Variant of Marina from Latin 'marinus' meaning 'of the sea,' also a Slavic spring goddess name.
Marena is a name that exists at a fascinating crossroads between two distinct traditions. In its most recognizable form it serves as a variant of Marina, the Latin name derived from marinus, meaning of the sea — an ancient and universally beautiful name shared by an early Christian martyr revered across both Eastern and Western churches. Marina has been beloved across Mediterranean and Slavic cultures for centuries, and Marena represents an organic variant that appears in Croatian, Slovenian, and broader South Slavic naming traditions, where the -ena ending is a common and natural feminine suffix.
But Marena carries a second, more mysterious identity. In Slavic mythology, Morena — also spelled Marzanna, Marena, or Morana — is an ancient goddess associated with death, winter, and the end of the agricultural year. In the spring ritual still practiced in Poland, Czech Republic, Slovakia, and other Slavic countries, an effigy of Morena is ceremonially drowned or burned to drive away winter and welcome the renewal of life.

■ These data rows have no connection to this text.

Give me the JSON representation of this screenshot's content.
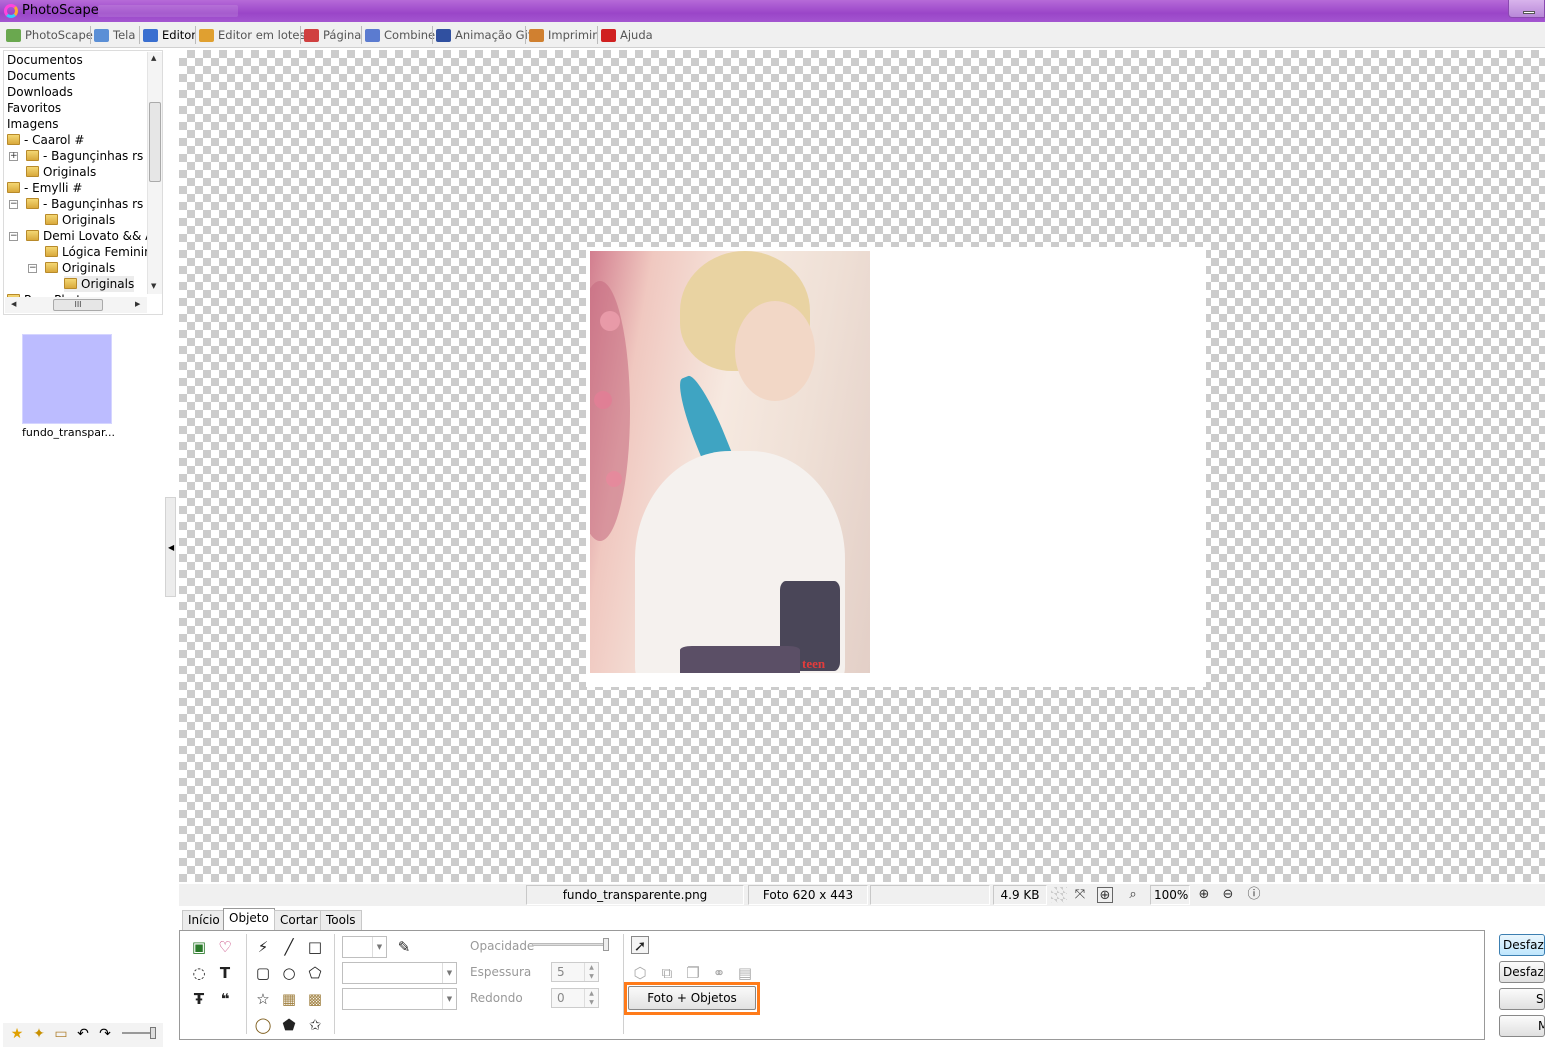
{
  "window": {
    "title": "PhotoScape"
  },
  "tabs": [
    {
      "label": "PhotoScape",
      "icon": "photoscape-icon",
      "color": "#6aa84f"
    },
    {
      "label": "Tela",
      "icon": "viewer-icon",
      "color": "#5b8fd6"
    },
    {
      "label": "Editor",
      "icon": "editor-icon",
      "color": "#3a6fd0"
    },
    {
      "label": "Editor em lotes",
      "icon": "batch-editor-icon",
      "color": "#e0a030"
    },
    {
      "label": "Página",
      "icon": "page-icon",
      "color": "#d04040"
    },
    {
      "label": "Combine",
      "icon": "combine-icon",
      "color": "#5b7bd0"
    },
    {
      "label": "Animação Gif",
      "icon": "gif-icon",
      "color": "#3050a0"
    },
    {
      "label": "Imprimir",
      "icon": "print-icon",
      "color": "#d08030"
    },
    {
      "label": "Ajuda",
      "icon": "help-icon",
      "color": "#d02020"
    }
  ],
  "active_tab": "Editor",
  "tree": {
    "items": [
      {
        "label": "Documentos"
      },
      {
        "label": "Documents"
      },
      {
        "label": "Downloads"
      },
      {
        "label": "Favoritos"
      },
      {
        "label": "Imagens"
      },
      {
        "label": "- Caarol #"
      },
      {
        "label": "- Bagunçinhas rs"
      },
      {
        "label": "Originals"
      },
      {
        "label": "- Emylli #"
      },
      {
        "label": "- Bagunçinhas rs '"
      },
      {
        "label": "Originals"
      },
      {
        "label": "Demi Lovato && A"
      },
      {
        "label": "Lógica Feminina"
      },
      {
        "label": "Originals"
      },
      {
        "label": "Originals"
      },
      {
        "label": "Pmo Photoscape"
      }
    ],
    "hscroll_grip": "III"
  },
  "thumbnail": {
    "caption": "fundo_transpar...",
    "color": "#bcbcff"
  },
  "status": {
    "filename": "fundo_transparente.png",
    "dimensions": "Foto 620 x 443",
    "empty": "",
    "filesize": "4.9 KB",
    "zoom": "100%"
  },
  "bottom_tabs": [
    "Início",
    "Objeto",
    "Cortar",
    "Tools"
  ],
  "active_bottom_tab": "Objeto",
  "object_panel": {
    "opacity_label": "Opacidade",
    "thickness_label": "Espessura",
    "thickness_value": "5",
    "round_label": "Redondo",
    "round_value": "0",
    "photo_objects_button": "Foto + Objetos"
  },
  "right_buttons": [
    "Desfazer",
    "Desfazer tudo",
    "Salvar",
    "Menu"
  ],
  "photo_watermark": "teen VOGUE"
}
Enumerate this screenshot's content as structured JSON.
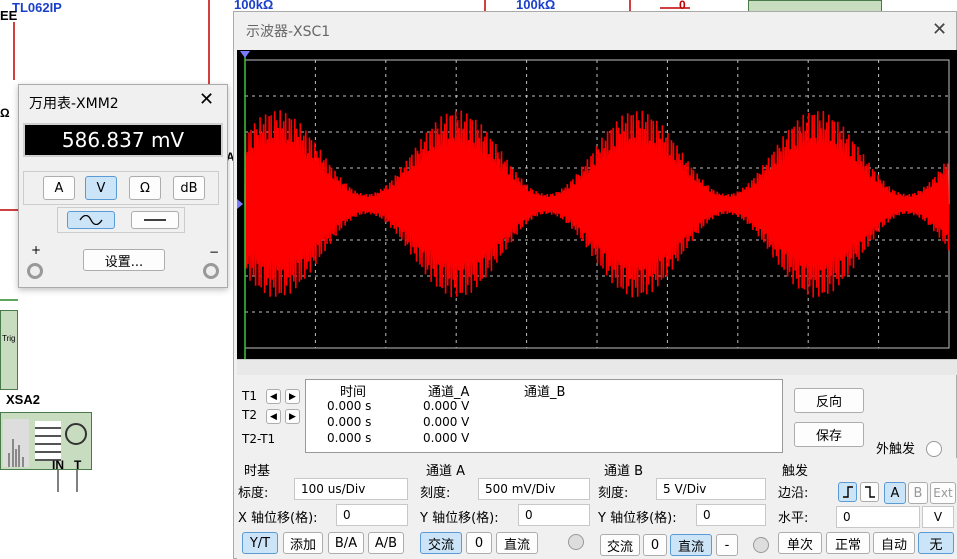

This makes Marena one of those rare names that connects to pre-Christian European mythology, carrying the same kind of ancient spiritual weight as names like Freya or Brigid. In modern usage, parents who choose Marena are typically unaware of or unmoved by the mythological dimension, drawn instead to the name's melodic sound and its relationship to Marina and other beloved -ena names. It occupies a sweet spot between familiar and rare — recognizable in its structure and sounds, but uncommon enough to feel genuinely distinctive. The name ages beautifully, working equally well for a child and an adult, and its soft consonants and musical vowel flow give it an inherently lyrical quality.